まるで柵の建物みたいなそれは、人が走り抜けて通れるようなスペースはなくて、そのまま行けばぶつかってしまうだろう。
危ないーーッ!!!!!
見ていられなくて、思わずボクは目をギュッと目を閉じてしまった。
きっとすぐにガツーンッ!!って、あの鉄の柵にぶつかった音が聞こえて、その近くで鼻血を出したツバサが倒れててーー……。
……
…………あ、あ……れ???
しかし。
ガツーンッ!!って音は、聞こえてこなかった。
おそるおそる目を開けると、ツバサは倒れていなければジャングルジムの辺りにもいない。
一体何処にーー???
……って。
ッ……えぇぇええーーーッ?!!!
広場を見渡して、ツバサを見付けたボクは度肝を抜かれた。
なんと、ツバサは走り続けてる。
だが、ただ単に走っているだけではない。
彼は広場に置いてある遊具や椅子、フェンスや壁……。

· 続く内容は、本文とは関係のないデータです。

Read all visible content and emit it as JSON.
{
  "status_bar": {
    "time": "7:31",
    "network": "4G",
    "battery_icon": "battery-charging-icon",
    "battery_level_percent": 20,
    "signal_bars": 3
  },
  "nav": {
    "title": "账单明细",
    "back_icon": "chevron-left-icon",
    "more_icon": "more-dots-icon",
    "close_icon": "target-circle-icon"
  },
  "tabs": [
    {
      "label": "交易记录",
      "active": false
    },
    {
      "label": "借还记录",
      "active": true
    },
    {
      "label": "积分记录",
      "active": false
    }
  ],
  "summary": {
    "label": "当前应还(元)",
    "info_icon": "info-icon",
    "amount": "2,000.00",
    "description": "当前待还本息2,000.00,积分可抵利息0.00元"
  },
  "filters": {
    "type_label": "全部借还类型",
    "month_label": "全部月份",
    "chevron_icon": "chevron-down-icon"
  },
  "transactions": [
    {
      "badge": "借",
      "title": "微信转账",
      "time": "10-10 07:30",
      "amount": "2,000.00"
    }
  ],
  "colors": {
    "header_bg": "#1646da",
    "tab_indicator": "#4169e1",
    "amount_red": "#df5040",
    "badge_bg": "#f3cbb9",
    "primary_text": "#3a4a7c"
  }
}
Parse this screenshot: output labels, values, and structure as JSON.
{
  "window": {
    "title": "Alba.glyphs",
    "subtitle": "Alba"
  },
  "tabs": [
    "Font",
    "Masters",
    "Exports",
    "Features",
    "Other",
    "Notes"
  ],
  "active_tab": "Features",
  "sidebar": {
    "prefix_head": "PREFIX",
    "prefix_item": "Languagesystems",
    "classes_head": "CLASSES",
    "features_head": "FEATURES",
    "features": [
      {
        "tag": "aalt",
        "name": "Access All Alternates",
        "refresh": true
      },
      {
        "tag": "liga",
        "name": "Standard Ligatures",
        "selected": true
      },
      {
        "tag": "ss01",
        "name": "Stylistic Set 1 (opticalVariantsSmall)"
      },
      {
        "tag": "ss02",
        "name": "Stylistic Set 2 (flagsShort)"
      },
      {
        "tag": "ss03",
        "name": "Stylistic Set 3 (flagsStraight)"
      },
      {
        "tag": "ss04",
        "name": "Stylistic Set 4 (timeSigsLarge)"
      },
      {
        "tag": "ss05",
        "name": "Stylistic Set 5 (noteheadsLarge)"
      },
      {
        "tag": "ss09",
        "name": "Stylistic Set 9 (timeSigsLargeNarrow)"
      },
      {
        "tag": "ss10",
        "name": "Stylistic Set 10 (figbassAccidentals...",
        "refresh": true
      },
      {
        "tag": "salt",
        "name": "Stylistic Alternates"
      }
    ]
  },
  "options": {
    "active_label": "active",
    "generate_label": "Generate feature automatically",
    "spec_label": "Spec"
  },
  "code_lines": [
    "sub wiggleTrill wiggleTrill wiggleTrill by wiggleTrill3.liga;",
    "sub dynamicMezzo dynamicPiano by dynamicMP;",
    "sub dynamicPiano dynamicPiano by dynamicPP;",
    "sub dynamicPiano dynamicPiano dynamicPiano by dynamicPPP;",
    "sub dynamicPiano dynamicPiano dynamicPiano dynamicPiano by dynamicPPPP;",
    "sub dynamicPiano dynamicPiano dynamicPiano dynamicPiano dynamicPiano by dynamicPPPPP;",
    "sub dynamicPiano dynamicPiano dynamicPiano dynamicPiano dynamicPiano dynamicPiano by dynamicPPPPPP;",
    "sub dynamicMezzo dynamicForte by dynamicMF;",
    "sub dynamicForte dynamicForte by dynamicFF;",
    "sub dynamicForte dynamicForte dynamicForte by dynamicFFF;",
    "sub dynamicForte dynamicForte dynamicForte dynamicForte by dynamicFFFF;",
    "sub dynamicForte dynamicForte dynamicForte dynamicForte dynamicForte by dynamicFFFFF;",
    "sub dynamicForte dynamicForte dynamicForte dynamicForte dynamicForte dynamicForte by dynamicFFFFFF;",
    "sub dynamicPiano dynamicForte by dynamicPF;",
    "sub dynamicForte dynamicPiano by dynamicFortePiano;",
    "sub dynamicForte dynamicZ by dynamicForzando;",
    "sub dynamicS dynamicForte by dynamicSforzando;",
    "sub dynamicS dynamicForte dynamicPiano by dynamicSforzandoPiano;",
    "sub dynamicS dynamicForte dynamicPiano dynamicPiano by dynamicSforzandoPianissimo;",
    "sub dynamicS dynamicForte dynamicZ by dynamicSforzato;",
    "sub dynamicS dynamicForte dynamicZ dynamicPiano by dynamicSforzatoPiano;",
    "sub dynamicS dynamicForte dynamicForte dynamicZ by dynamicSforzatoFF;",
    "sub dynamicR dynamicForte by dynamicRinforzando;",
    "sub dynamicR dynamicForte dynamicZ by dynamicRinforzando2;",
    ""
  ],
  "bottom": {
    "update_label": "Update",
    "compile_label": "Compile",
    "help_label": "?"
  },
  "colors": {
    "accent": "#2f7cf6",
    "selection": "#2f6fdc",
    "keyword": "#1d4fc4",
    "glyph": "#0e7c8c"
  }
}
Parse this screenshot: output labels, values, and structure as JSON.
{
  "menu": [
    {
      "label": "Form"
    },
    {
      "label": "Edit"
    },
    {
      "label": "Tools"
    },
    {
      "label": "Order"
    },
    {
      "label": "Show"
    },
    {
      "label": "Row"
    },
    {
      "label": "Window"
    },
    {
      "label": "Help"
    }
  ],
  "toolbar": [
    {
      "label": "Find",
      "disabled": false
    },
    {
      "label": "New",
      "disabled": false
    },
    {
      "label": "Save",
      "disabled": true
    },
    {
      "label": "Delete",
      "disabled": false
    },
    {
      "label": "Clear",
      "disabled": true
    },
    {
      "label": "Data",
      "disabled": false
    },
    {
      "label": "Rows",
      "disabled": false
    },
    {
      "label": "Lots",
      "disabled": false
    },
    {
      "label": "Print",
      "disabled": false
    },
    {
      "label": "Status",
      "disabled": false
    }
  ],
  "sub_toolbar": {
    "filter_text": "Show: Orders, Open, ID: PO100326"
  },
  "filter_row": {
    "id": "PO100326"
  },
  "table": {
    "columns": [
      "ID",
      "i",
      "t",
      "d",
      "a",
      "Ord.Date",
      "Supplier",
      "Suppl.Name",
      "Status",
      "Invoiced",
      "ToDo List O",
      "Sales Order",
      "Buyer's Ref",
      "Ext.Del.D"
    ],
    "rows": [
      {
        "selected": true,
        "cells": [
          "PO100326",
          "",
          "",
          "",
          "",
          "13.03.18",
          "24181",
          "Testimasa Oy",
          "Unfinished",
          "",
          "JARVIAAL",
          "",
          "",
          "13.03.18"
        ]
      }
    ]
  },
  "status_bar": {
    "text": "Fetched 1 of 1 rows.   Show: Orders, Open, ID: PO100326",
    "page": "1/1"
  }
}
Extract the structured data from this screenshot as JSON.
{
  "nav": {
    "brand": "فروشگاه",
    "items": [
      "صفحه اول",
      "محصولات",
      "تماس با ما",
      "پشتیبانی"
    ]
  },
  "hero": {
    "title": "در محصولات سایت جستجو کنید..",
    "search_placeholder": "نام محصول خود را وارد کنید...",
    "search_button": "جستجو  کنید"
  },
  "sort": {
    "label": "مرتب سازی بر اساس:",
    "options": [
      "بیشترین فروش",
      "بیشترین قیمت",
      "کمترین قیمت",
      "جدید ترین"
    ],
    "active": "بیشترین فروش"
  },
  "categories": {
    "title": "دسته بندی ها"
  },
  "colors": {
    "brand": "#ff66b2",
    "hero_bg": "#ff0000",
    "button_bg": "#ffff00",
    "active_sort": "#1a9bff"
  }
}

わざわざ障害物がある方へ向かって行き、一切止まる事なく跳んだり、登ったり、足場が悪い場所で絶妙なバランスを取りながら走ったり、時に飛び降りる際に身体を捻ったり前転やバク宙をしていたのだ。
その、恐るべき身体能力に唖然。
……いや、違う。
そのあまりの凄さと美しさに、ボクは見惚れていたんだ。
ツバサはその名前の通り、本当に翼が生えてるみたいでーー……。
「ーー……っ、しゃ!ゴールッ!!
はぁ~……疲れた!ジャナフ、タイムどうだった?」
「!っえ……ッ、あ……ご、ごめんっ!」
気付いたら目の前に戻って来ていたツバサが、呼吸を整えながら微笑ってた。声を掛けられてハッとした時には遅くて、手の中のストップウォッチは止まらず秒を刻み続けている。